Von wegen Dienst nach Vorschrift

Stadtleben | Christopher Wurmdobler | aus FALTER 37/15 vom 09.09.2015

Machen S' halt ein Sackerl drüber", meinte der zweitnetteste Wiener Bim-Chauffeur der Welt zu dem Herrn, der mit einem gefüllten Benzinkanister die Straßenbahn betreten wollte und den er zuerst offenbar dienstnachvorschriftmäßig nicht einsteigen lassen wollte. Ein Auge zuzudrücken, fünfe einfach mal gerade sein zu lassen, hat in dieser Stadt keine besonders große Tradition (der Spruch mit "fünfe" übrigens ebenfalls nicht). So gesehen überraschen derlei Vorkommnisse doch noch ein wenig. Aber Wien macht sich immer lockerer. Das Kuchenstück sei so klein, sagt die Kellnerin, ich gebe Ihnen zwei. Im Restaurant wird besorgt nachgefragt, ob man eh satt geworden sei oder "Nachschlag" haben möchte.

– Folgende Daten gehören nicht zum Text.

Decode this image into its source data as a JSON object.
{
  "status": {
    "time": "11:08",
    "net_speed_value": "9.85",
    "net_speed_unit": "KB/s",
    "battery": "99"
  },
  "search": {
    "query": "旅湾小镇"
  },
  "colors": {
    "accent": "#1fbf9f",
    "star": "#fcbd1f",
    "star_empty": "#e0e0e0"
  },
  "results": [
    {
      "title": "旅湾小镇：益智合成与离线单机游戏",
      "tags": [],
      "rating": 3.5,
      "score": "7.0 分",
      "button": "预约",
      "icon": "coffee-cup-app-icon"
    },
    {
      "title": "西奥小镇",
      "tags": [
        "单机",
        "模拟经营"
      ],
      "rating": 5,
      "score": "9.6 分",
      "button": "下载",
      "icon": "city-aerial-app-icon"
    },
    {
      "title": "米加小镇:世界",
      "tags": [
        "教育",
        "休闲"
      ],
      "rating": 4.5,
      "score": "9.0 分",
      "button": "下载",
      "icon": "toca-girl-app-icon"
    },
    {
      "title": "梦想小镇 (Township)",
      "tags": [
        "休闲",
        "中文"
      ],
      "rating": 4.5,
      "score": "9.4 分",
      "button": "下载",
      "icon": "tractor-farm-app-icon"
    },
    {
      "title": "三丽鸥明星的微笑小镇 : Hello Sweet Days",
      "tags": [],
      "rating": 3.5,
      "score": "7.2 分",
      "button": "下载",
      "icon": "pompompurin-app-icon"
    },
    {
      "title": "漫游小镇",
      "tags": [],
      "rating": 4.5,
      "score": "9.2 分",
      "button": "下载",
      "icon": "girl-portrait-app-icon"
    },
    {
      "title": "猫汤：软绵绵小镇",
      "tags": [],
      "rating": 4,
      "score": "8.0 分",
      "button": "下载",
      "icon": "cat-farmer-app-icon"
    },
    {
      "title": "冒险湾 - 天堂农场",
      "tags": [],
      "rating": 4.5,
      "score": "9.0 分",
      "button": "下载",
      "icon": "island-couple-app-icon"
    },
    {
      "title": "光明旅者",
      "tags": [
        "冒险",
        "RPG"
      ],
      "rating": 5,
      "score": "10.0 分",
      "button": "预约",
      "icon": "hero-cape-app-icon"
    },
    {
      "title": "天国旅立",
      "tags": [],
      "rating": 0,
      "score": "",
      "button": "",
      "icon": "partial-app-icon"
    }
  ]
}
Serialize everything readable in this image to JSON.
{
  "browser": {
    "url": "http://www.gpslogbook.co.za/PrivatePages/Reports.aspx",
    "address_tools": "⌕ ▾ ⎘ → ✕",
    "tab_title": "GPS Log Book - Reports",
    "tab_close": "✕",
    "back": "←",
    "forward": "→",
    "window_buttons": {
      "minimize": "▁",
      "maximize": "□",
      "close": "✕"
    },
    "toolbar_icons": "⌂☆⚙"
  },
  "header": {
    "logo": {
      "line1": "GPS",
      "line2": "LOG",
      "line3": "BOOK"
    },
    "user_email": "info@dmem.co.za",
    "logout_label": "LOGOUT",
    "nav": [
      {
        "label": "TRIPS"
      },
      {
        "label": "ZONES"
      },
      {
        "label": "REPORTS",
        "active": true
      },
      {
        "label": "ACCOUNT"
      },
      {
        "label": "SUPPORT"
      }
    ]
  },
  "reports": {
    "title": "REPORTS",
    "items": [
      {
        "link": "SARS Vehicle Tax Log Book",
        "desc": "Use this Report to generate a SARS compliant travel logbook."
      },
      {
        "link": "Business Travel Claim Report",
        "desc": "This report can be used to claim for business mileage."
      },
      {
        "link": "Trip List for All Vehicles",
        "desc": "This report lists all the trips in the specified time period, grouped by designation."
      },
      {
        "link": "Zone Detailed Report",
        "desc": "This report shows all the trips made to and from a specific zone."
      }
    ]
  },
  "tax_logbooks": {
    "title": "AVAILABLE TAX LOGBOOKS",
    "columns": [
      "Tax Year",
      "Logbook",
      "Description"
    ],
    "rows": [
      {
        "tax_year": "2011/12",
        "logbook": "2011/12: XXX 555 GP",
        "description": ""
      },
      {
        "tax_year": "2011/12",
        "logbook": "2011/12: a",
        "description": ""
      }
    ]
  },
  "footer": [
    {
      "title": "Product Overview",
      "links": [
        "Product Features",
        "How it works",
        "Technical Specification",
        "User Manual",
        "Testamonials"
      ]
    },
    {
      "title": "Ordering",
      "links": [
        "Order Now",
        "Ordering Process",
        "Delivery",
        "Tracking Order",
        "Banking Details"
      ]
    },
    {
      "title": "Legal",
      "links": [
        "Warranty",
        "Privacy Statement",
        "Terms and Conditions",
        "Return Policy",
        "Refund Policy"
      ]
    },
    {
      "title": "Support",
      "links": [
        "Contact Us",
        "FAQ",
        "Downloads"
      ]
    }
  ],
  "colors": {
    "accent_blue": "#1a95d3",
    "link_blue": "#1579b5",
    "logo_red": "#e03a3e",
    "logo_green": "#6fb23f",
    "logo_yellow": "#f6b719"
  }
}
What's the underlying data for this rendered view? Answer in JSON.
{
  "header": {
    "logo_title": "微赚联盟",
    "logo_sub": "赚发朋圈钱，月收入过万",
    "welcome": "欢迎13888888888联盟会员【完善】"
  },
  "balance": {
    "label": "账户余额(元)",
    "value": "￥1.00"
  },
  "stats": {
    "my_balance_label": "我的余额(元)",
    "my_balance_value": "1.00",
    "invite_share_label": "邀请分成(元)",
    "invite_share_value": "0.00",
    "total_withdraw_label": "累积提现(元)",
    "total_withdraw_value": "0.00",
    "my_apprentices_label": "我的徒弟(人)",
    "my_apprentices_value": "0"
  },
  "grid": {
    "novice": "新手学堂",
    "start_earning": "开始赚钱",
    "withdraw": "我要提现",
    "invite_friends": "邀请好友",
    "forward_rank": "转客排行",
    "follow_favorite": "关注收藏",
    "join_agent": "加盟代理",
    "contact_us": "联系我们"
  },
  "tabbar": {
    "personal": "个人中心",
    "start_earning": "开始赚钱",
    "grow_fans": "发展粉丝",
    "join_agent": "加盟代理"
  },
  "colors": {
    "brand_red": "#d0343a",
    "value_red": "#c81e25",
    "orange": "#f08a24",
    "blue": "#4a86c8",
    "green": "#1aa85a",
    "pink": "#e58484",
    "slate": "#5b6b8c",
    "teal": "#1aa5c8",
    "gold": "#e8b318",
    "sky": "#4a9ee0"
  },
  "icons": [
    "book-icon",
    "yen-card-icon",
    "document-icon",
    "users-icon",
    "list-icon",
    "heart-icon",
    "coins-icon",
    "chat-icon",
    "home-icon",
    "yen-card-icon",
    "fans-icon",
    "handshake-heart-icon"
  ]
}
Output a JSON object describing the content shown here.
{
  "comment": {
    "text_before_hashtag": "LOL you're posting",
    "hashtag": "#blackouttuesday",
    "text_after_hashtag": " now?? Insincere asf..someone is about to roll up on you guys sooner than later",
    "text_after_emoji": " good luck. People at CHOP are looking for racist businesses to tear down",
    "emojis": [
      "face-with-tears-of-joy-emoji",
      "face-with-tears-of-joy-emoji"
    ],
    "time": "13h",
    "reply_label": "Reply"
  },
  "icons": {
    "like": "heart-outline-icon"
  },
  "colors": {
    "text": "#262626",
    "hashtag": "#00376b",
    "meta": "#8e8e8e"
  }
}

Wenn das so weitergeht, wird man demnächst sogar im Supermarkt "anschreiben" lassen können -nicht nur bei der Weinviertlerin auf dem Bauernmarkt. Wobei: Manche Vorschriften sind vielleicht ganz sinnvoll. Woher solle er den jetzt ein Sackerl nehmen?, jammerte der Mann mit dem Benzinkanister. "Steigen S'halt hinten ein", meinte der zweitnetteste Bim-Chauffeur der Welt.